First, the numbers are based on calculations that assume a world of random mixing. Second, the vaccination coverage is not a perfect measure of immunity in the population. Third, and most problematic in my view, it gives people a seemingly scientific justification for not getting vaccinated—after all, if not everyone needs to get vaccinated in order to attain herd immunity, can it really be so bad if I opt out of it?
Let’s look at the concept of herd immunity first. The basic idea is that a group (the “herd”) can avoid exposure to a disease by ensuring that enough people are immune so that no sustained chains of transmission can be established. This protects an entire population, especially those who are too young or too sick to be vaccinated. But how many people need to be immune to achieve this?
In order to calculate the number of people who need to be immune for herd immunity to be effective, we need to know how many people will get infected, on average, by an infectious person.
Imagine that a newly infected person will on average pass on the disease to two other people. Those two will each infect another two people, who will themselves pass it on, and so on, resulting in the classical pattern of an exponentially growing outbreak.

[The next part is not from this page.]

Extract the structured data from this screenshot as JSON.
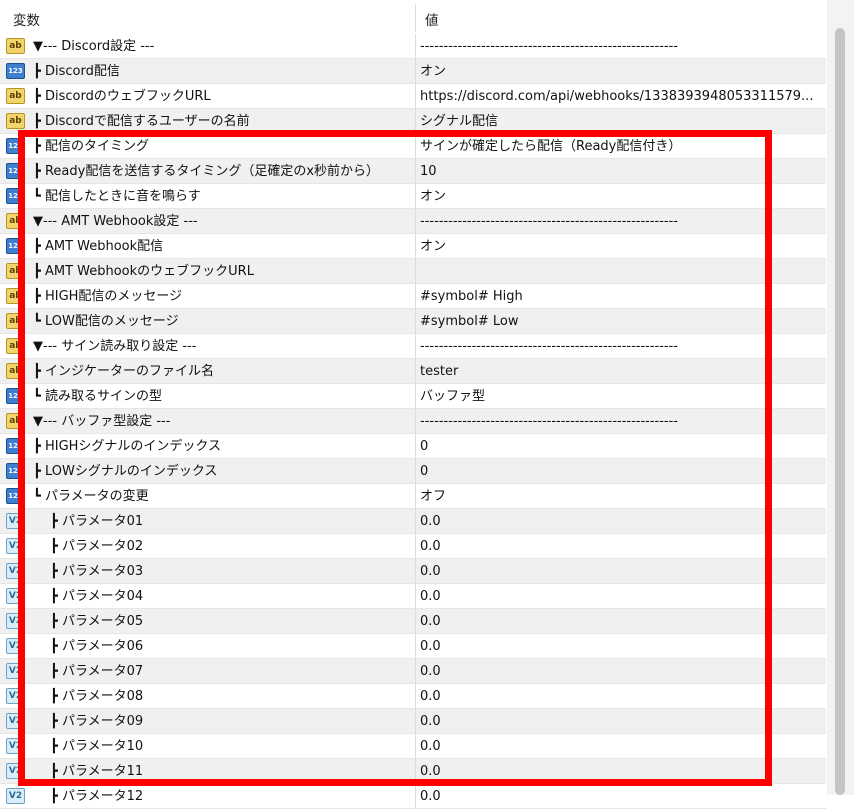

In order to stop the growth in the number of transmissions, we need to ensure that each individual case causes, on average, less than one new infection. So, let’s say that one case leads on average to two more infections, but instead we want that number to be less than one. That means at least 50% of the population needs to be immune, so that at most, only one of the two people who might have been infected by an individual will be.
So, how do we calculate what fraction of a population needs to be immune to reach herd immunity? First, we need to know what the reproduction number, or R, is. That’s how many new cases a single case of an infection will cause.
Imagine that you are infected in a completely susceptible population, and you pass on the infection to five other people (ieR=5). In order to prevent an outbreak, at least four out of those five people, or 80% of the population in general, should be immune. Put differently, 20% of the population may remain individually susceptible, but the population would still remain protected.
So if you can estimate the reproduction number for a given disease, you can calculate the fraction of the population that needs to be immune in order to attain herd immunity.
For influenza and Ebola, the number R is about two. For polio and smallpox, it is around five to eight. But for measles it is much higher, somewhere between 10 and 20. And because of that, the goal for measles vaccination coverage is typically around 90-95% of a population.
But there’s a problem with this calculation.
The assumption underlying the calculation for herd immunity is that people are mixing randomly, and that vaccination is distributed equally among the population. But that is not true. As the Disneyland measles outbreak has demonstrated, there are communities whose members are much more likely to refuse vaccination than others.
Geographically, vaccination coverage is highly variable on the level of states, counties, and even schools. We’re fairly certain that opinions and sentiments about vaccination can spread in communities, which may in turn lead to polarized communities with respect to vaccination.
And media messages, especially from social media, may make the problem worse. When we analyzed data from Twitter about sentiments on the influenza H1N1 vaccine during the swine flu pandemic in 2009, we found that negative sentiments were more contagious than positive sentiments, and that positive messages may even have back-fired, triggering more negative responses.
And in measles outbreak after measles outbreak, we find that the vast majority of cases occurred in communities that had vaccination coverages that were way below average.
The sad truth is this: as long as there are communities that harbor strong negative views about vaccination, there will be outbreaks of vaccine-preventable diseases in those communities. These outbreaks will happen even if the population as a whole has achieved the vaccination coverage considered sufficient for herd immunity.